Georgia still not meeting care goals for disabled

Tom Corwin wrote this article, originally published by The Augusta Chronicle, as a 2014 National Health Journalism Fellow. Other stories in his project series can be found here:

Girl's death among 500 in one year in community care

Supreme Court ruling fuels push for community care 

A look at 'unexpected' deaths in community care homes

This story was written by Tom Corwin and Sandy Hodson.

The Georgia Department of Behavioral Health and Developmental Disabilities still has not put a good system in place to support developmentally disabled patients moved from state facilities into community care, and it’s unclear if it is following recommendations to better investigate patient deaths, an independent monitor said.

While the state is doing better to meet recommendations on improving care for mental health patients in community settings such as group homes, it is unlikely to meet its July 1 deadline to achieve all of its obligations under the Settlement Agreement with the U.S. Department of Justice, Independent Reviewer Elizabeth Jones said in her latest court filing.

Georgia entered into the agreement with Justice in 2010 after the state was found not meeting its obligations under the Olmstead decision to provide care for mental health and developmentally disabled patients in the most “integrative” setting. As part of that agreement, the state agreed to provide greater community supports for thousands of behavioral health patients and to begin moving 150 developmentally disabled patients each year from state institutions to community care.

Those transfers were halted in 2013 after a number of those patients died and Jones determined the state was not meeting their needs. She subsequently found the state non-compliant for support services in reports in March last year and the state came up with a plan to begin a new system of transfers for patients in the region that includes Augusta under what it termed its “Pioneer Project.”

However, in her latest review filed last week, Jones noted that only two women have been transferred from the Gracewood wing of East Central Regional Hospital under that program into community care; although Jones noted that 18 are slated for community placement “in the near future,” including five from Gracewood and four mental health patients from East Central.

The two Pioneer placements are not enough evidence to judge whether the state has created a better community support system, she said, but they “appear to be solid. Both individuals were transitioned carefully into their new home; residential staff was trained in their needs for support prior to the placements, and the monitoring by the Regional Office has been timely.”

Jones also noted an effort to integrate the patients into their neighborhoods and create opportunities for interaction with the community. She had previously criticized state efforts to meet those needs but praised recent guidelines for “early engagement” of community providers with patients and caregivers prior to the patient transfer.

However, there are still questions about how the state is ensuring patient safety and reviewing deaths, a problem Jones ran into when she tried to get records on one of the developmentally disabled patients she and her consultants visited as part of their review. She could not obtain a complete set of records because the agency responsible for the care had closed without giving the state those records, according to the filing.

“This problem is of serious concern,” Jones wrote, in that it prevented her from “determining the extent to which this individual had been put at risk in his community placements.”

As part of its reforms and at Jones’ recommendation, the state also hired an agency to do independent reviews of deaths, including those transferred under the settlement agreement who died.

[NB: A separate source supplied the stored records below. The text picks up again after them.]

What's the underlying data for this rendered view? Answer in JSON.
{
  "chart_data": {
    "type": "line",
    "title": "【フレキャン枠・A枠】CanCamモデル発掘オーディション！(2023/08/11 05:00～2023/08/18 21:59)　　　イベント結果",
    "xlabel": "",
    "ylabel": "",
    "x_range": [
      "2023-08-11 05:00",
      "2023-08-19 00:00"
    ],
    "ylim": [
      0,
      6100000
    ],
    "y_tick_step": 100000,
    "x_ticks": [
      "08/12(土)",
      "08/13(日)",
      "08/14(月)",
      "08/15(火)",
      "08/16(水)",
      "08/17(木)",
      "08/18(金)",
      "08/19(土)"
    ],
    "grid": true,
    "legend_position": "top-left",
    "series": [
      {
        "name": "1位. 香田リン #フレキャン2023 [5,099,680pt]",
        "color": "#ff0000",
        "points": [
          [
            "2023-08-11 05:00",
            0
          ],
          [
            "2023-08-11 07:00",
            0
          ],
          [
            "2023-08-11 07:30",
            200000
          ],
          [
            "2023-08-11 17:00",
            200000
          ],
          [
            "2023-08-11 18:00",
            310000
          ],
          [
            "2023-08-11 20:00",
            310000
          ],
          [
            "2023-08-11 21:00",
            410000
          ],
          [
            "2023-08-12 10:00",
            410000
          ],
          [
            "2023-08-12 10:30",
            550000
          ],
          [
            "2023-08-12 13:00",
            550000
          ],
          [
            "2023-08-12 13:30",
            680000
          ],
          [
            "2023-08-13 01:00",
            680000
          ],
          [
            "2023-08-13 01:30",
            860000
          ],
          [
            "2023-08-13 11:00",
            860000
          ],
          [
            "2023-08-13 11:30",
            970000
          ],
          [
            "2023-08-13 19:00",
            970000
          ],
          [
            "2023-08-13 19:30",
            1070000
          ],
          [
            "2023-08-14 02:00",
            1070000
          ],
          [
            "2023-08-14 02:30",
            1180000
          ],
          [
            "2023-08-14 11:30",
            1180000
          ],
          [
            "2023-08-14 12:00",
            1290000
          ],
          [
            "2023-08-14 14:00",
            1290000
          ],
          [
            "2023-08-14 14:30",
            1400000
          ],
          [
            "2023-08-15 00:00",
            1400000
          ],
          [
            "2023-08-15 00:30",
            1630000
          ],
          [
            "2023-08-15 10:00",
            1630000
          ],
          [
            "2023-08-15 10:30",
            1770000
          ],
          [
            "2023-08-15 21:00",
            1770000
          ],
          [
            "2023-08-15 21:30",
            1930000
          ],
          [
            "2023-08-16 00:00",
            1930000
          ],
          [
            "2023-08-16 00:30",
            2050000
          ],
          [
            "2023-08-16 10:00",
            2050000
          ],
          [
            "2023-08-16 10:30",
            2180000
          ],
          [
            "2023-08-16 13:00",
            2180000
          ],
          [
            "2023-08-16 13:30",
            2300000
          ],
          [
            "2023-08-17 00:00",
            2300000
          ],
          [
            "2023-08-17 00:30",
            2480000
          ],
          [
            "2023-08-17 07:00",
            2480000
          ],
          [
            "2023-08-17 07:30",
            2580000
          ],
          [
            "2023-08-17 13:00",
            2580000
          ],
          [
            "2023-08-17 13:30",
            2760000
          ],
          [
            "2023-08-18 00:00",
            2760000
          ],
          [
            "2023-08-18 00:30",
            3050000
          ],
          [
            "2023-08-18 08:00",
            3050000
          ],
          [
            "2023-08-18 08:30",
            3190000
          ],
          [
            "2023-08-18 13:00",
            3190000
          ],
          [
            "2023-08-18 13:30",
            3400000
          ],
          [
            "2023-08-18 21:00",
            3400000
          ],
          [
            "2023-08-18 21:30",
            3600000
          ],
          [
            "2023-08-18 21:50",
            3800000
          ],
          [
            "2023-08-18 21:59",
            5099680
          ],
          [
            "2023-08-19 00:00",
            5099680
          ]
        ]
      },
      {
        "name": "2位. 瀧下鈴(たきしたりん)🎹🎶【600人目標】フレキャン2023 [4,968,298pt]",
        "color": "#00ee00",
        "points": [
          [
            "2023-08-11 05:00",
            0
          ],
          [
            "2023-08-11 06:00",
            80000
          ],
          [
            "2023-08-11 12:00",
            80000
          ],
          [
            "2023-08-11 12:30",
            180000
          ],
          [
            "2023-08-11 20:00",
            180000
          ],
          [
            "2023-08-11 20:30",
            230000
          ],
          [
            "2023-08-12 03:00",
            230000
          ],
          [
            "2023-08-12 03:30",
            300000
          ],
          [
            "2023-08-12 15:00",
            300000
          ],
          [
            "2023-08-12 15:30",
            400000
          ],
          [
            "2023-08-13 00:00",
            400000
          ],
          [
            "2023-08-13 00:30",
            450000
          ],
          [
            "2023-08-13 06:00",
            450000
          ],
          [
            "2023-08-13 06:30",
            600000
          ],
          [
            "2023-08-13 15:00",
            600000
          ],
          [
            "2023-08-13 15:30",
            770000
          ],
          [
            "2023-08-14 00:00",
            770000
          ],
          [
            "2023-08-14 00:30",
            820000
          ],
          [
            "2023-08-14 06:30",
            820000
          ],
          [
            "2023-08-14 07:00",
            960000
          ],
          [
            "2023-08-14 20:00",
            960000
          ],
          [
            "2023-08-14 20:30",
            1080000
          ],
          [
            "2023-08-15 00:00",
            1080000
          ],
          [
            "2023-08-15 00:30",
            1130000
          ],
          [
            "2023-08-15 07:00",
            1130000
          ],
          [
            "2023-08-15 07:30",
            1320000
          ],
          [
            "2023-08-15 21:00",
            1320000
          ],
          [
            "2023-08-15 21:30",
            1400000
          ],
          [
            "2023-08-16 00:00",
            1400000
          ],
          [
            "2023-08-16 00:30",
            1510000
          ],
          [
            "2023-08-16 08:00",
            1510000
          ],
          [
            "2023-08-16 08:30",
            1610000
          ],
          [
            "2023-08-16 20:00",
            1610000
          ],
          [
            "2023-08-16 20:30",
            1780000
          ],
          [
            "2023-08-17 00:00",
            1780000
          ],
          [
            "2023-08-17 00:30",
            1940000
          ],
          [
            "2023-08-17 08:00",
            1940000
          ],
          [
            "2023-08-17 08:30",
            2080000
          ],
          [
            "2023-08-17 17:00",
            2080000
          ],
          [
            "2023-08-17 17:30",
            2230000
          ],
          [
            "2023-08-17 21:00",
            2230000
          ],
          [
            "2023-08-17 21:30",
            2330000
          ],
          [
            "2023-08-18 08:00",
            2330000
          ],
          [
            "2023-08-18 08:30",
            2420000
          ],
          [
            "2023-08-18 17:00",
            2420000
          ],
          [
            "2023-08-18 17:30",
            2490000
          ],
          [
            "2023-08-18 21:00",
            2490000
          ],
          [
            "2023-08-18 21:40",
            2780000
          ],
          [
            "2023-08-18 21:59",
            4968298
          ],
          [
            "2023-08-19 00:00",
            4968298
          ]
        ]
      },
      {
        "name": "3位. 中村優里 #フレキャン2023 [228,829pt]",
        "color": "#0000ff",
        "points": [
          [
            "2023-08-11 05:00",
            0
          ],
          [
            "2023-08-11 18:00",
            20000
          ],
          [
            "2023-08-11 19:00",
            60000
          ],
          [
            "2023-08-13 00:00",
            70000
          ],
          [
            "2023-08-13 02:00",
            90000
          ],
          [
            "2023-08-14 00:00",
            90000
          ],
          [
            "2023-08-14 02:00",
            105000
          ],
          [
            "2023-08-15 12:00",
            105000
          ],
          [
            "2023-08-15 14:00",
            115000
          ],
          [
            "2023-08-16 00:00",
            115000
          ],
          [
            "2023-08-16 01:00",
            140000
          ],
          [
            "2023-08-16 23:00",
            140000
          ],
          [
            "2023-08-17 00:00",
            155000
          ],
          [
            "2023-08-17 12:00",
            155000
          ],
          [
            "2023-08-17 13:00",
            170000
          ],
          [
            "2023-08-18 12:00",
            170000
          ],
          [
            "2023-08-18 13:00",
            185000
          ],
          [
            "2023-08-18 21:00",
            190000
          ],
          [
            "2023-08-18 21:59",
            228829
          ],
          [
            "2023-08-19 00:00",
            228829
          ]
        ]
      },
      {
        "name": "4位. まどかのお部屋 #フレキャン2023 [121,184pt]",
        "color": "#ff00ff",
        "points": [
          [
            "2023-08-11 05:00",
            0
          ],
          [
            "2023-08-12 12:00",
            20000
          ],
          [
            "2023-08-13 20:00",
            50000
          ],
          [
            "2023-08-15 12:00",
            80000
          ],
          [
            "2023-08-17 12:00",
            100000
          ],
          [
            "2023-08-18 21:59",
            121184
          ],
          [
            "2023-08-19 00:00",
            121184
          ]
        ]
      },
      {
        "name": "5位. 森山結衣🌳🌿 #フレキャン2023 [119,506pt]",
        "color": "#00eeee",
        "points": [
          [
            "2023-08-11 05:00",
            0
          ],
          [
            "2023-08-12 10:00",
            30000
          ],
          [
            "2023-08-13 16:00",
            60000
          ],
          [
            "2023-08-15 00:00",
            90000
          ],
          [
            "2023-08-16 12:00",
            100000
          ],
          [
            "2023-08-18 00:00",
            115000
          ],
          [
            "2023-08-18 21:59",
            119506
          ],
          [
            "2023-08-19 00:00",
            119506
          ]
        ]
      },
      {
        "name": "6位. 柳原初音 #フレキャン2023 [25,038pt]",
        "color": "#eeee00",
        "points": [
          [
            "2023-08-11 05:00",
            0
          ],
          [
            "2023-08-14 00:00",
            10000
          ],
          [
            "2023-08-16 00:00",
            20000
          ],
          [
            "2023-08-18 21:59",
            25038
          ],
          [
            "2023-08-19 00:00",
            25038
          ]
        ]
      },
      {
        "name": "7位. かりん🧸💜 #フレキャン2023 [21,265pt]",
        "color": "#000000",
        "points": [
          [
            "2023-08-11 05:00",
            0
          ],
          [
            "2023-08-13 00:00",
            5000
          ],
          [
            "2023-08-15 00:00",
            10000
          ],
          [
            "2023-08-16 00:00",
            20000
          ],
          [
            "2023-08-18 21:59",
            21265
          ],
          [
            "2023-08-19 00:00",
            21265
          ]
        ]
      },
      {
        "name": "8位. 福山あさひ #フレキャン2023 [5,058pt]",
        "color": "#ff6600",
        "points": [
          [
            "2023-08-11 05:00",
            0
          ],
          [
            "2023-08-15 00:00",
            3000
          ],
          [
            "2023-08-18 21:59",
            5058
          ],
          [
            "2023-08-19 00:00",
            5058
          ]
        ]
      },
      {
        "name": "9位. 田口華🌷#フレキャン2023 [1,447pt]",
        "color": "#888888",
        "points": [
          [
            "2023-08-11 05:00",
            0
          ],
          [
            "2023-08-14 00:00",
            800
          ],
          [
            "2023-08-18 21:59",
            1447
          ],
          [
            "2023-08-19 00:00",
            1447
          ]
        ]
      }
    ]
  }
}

As of January, there were 499 patients transferred and 62 deaths, according to the department.

An investigation by The Augusta Chronicle uncovered 500 community care deaths in 2013, including 82 classified as unexpected, and 498 in 2014, with 141 unexpected. Jones met with the department in February to discuss the reports and raised a number of questions.

She is “reviewing whether the Department has taken any of the remedial actions recommended” in those reports. That includes “repeated recommendations” that the state get medical records on deaths and “ensure that autopsies are performed in a timely manner,” Jones wrote. That appeared to be a widespread problem in 2013.

Of the 28 developmentally disabled unexpected deaths reviewed in the newspaper’s investigation, only three had autopsies, even though state policy requires the provider to request one in an unexpected death.

In the case of both 12-year-old Christen Gordon and 18-year-old Cornelius Evans, who will be featured Sunday in the second part of The Chronicle’s investigation, both mothers said they requested autopsies but were denied.

In light of these problems and the need for more time to implement reforms, Jones said it is unlikely the state will meet the July 1 deadline and that the state and Justice should seek to get an extension.